Land Ahoy

Land Ahoy

Jan Mayen off in the distance

Just started what will likely be my group’s final official watch on this outbound leg. Jan Mayen came into view about three hours ago and is visible about 15 miles off the starboard side. We’re making for the southerly point of this southwest-to-northeasterly aligned island, and that point is just about three hours away. We’ll transition to the next watch at 6am and I’ll go right back to sleep for the remaining two hours or so before we reach the anchorage on the north side.

Why back to sleep? Because I was just roused from what had to be the worst sleep of my trip so far. Or I should say: I was roused from having not really slept at all. I’m not sure why I couldn’t sleep, just that I definitely didn’t.
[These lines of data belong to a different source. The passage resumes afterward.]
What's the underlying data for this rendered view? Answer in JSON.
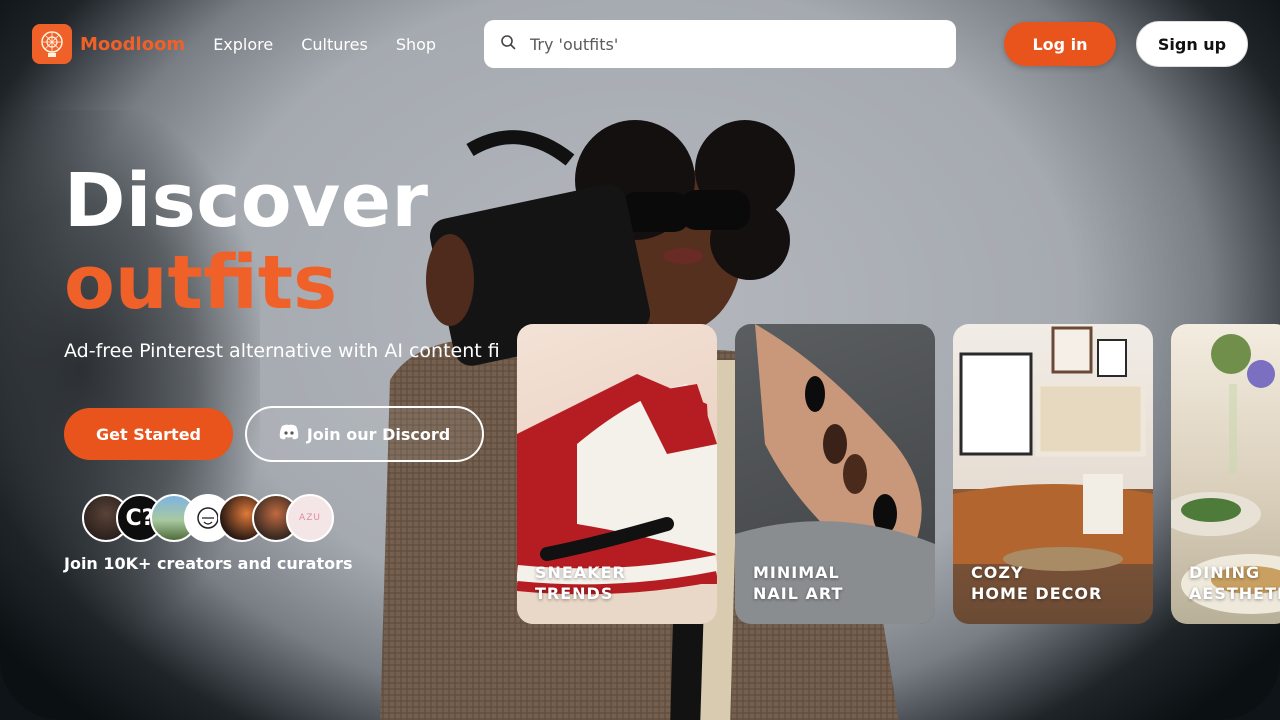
{
  "brand": {
    "name": "Moodloom",
    "accent": "#f0612a"
  },
  "nav": {
    "links": [
      "Explore",
      "Cultures",
      "Shop"
    ]
  },
  "search": {
    "placeholder": "Try 'outfits'",
    "icon": "search-icon"
  },
  "auth": {
    "login_label": "Log in",
    "signup_label": "Sign up"
  },
  "hero": {
    "title_line1": "Discover",
    "title_line2": "outfits",
    "subtitle": "Ad-free Pinterest alternative with AI content fi",
    "cta_primary": "Get Started",
    "cta_discord": "Join our Discord",
    "community_text": "Join 10K+ creators and curators"
  },
  "avatars": [
    {
      "icon": "avatar-photo"
    },
    {
      "icon": "avatar-text",
      "text": "C?"
    },
    {
      "icon": "avatar-photo"
    },
    {
      "icon": "avatar-sketch"
    },
    {
      "icon": "avatar-photo"
    },
    {
      "icon": "avatar-photo"
    },
    {
      "icon": "avatar-text",
      "text": "AZU"
    }
  ],
  "cards": [
    {
      "line1": "SNEAKER",
      "line2": "TRENDS"
    },
    {
      "line1": "MINIMAL",
      "line2": "NAIL ART"
    },
    {
      "line1": "COZY",
      "line2": "HOME DECOR"
    },
    {
      "line1": "DINING",
      "line2": "AESTHETICS"
    }
  ]
}
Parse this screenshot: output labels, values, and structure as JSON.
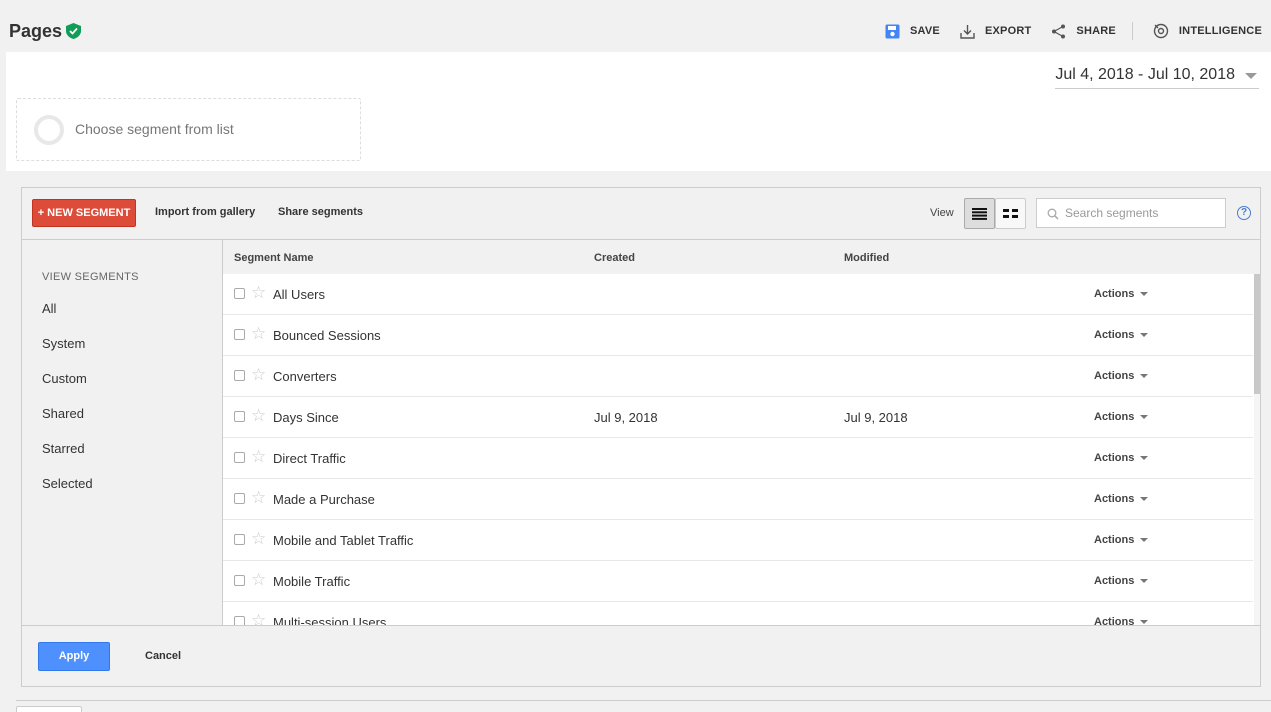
{
  "header": {
    "title": "Pages",
    "save_label": "SAVE",
    "export_label": "EXPORT",
    "share_label": "SHARE",
    "intelligence_label": "INTELLIGENCE"
  },
  "date_range": "Jul 4, 2018 - Jul 10, 2018",
  "segment_slot": {
    "placeholder": "Choose segment from list"
  },
  "editor": {
    "new_segment_label": "+ NEW SEGMENT",
    "import_label": "Import from gallery",
    "share_segments_label": "Share segments",
    "view_label": "View",
    "search_placeholder": "Search segments",
    "help_label": "?",
    "sidebar": {
      "title": "VIEW SEGMENTS",
      "items": [
        "All",
        "System",
        "Custom",
        "Shared",
        "Starred",
        "Selected"
      ]
    },
    "columns": {
      "name": "Segment Name",
      "created": "Created",
      "modified": "Modified"
    },
    "rows": [
      {
        "name": "All Users",
        "created": "",
        "modified": "",
        "actions": "Actions"
      },
      {
        "name": "Bounced Sessions",
        "created": "",
        "modified": "",
        "actions": "Actions"
      },
      {
        "name": "Converters",
        "created": "",
        "modified": "",
        "actions": "Actions"
      },
      {
        "name": "Days Since",
        "created": "Jul 9, 2018",
        "modified": "Jul 9, 2018",
        "actions": "Actions"
      },
      {
        "name": "Direct Traffic",
        "created": "",
        "modified": "",
        "actions": "Actions"
      },
      {
        "name": "Made a Purchase",
        "created": "",
        "modified": "",
        "actions": "Actions"
      },
      {
        "name": "Mobile and Tablet Traffic",
        "created": "",
        "modified": "",
        "actions": "Actions"
      },
      {
        "name": "Mobile Traffic",
        "created": "",
        "modified": "",
        "actions": "Actions"
      },
      {
        "name": "Multi-session Users",
        "created": "",
        "modified": "",
        "actions": "Actions"
      }
    ],
    "apply_label": "Apply",
    "cancel_label": "Cancel"
  },
  "colors": {
    "verified_green": "#0f9d58",
    "save_blue": "#4285f4",
    "new_segment_red": "#dd4b39",
    "apply_blue": "#4d90fe"
  },
  "icons": [
    "verified-shield-icon",
    "save-icon",
    "export-icon",
    "share-icon",
    "intelligence-icon",
    "list-view-icon",
    "grid-view-icon",
    "search-icon",
    "star-icon",
    "checkbox"
  ]
}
Which is surprising since my group had had a great previous watch. I cooked a decent pasta dinner for everyone and we went on watch at 6pm. At about 7:30pm, the wind came up to about 20 knots apparent AND it moved far enough aft that Jarl and I rolled out the staysail. The minute we did that, our speed on the engine and main alone, which had been hovering in the low 5’s, jumped up to 6.5. Over the next hour, Polar Bear ranged between 6.3 and 7.3 knots, and frankly, was a lot more fun. That wind only lasted an hour before dropping again, at which point we furled the staysail, but it was fun while it lasted. And shortly thereafter, we changed watches.

As a result, I expected a quick, happy drop-off into sleep, but no such luck. So now I’m even more irascible than normal and really feeling the biting breeze and cold temps. It’s in the mid-30s (Farenheit) and the wind is blowing in the teens from off toward Jan Mayen. The island is shrouded in the clouds that form a low ceiling from horizon to horizon. As expected given what we’ve seen from the marine charts and topo maps, Jan Mayen rises quickly and steeply from the Norwegian Sea at the north and south ends, with a low middle area linking the two. The Beerenberg volcano, which our guests will try to climb, forms the northern half of the island.

According to a welcoming email from the island’s station commander, there are three other yachts already anchored at Jan Mayen. I’m assuming at least one of them is for the group of amateur-radio operators that Jarl mentioned upon our departure were en route to the island. If so, I’ll definitely look to connect with them, see if I can’t offer a little assistance…and maybe operate a bit on the ham bands. What can I say? I have nerd tendencies. The other yachts are, presumably, also climbers, since Beerenberg and it’s 2000-meter-plus summit is the main reason people come to Jan Mayen.